要は社長1人が納得してくれないというだけで、ルールは度外視されて会社が退職手続きを進めてくれないことがあるのだ。それが原因で退職を諦めた人もいたかもしれない。これはまさにブラック企業そのものであるが、そうした話は決して珍しいことではない。

退職日までにひどい扱いを受ける

もう1つは、退職日は決まったが、退職する日まで職場でひどい扱いを受けてしまうことである。
例えば人間関係が極端に悪化したり、やたらと仕事を回されたりという具合に、辞める日までの会社生活が悲惨な状態になってしまうことだ。これは円満退職からは程遠い状況であり、退職日までに五月病の症状は、さらに悪化しかねない。
本来、退職することが決まれば、後任者に仕事を引き継ぐ作業にすぐに取りかかり、退職日までに自分の仕事を減らしたいはずだ。それができないと、働く最終日にまで深夜残業しているような状況に追い込まれてしまうことになる。社員一人ひとりが長時間労働を重ねている余裕のない職場では、このようなことが頻繁に起きている。

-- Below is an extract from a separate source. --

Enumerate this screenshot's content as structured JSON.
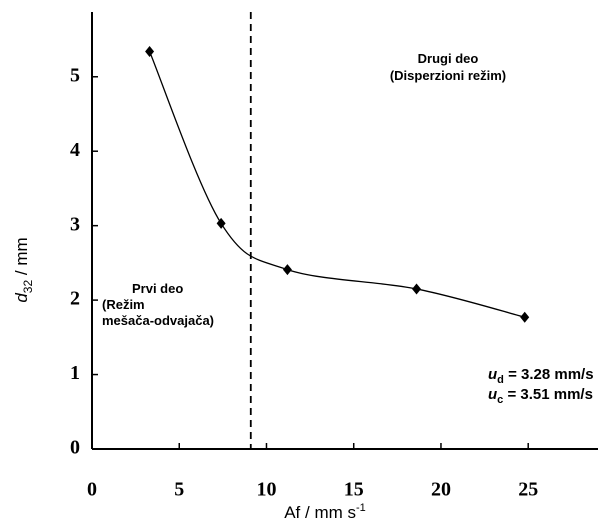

自分の仕事を減らしておけば辞めたときのインパクトも減る

では、どうしたらこうした退職時のトラブルを回避できるだろうか。それには退職したい日のなるべく前から、時間をかけて取り組んでおきたいことがある。それは「日々の仕事を少しずつ減らしていくこと」である。
例えば引き受ける仕事の量を減らし、取り組む仕事の絶対量を減らすことだ。もちろん目立たないように進める必要はある。その際、仕事の質は落とさないように気を付ける必要もある。
仕事を減らしながら、残った仕事に関しては意識的に他の人と一緒に取り組んだり、報告書やメールを相手に積極的に共有するのも効果的だ。引き継ぎ書に転用できるように、自らの仕事を整理して、業務マニュアル化を進めておくことも役立つだろう。
つまり、なるべく早くから自分がいなくなった後の職場を想像しながら、さまざまな準備を静かに進めておくのである。退職したいというあなたの気持ちや状況を理解し、周りの人に共感してもらえて辞めることができたら、最も理想的である。
辞めた会社の同僚との人間関係は、できることなら辞めた後も続けられることが望ましい。いろいろと腹を割って相談できる相手がさまざまな場所にいれば、将来の転職にも備えることができる。現代はまさに転職の時代であるのだから。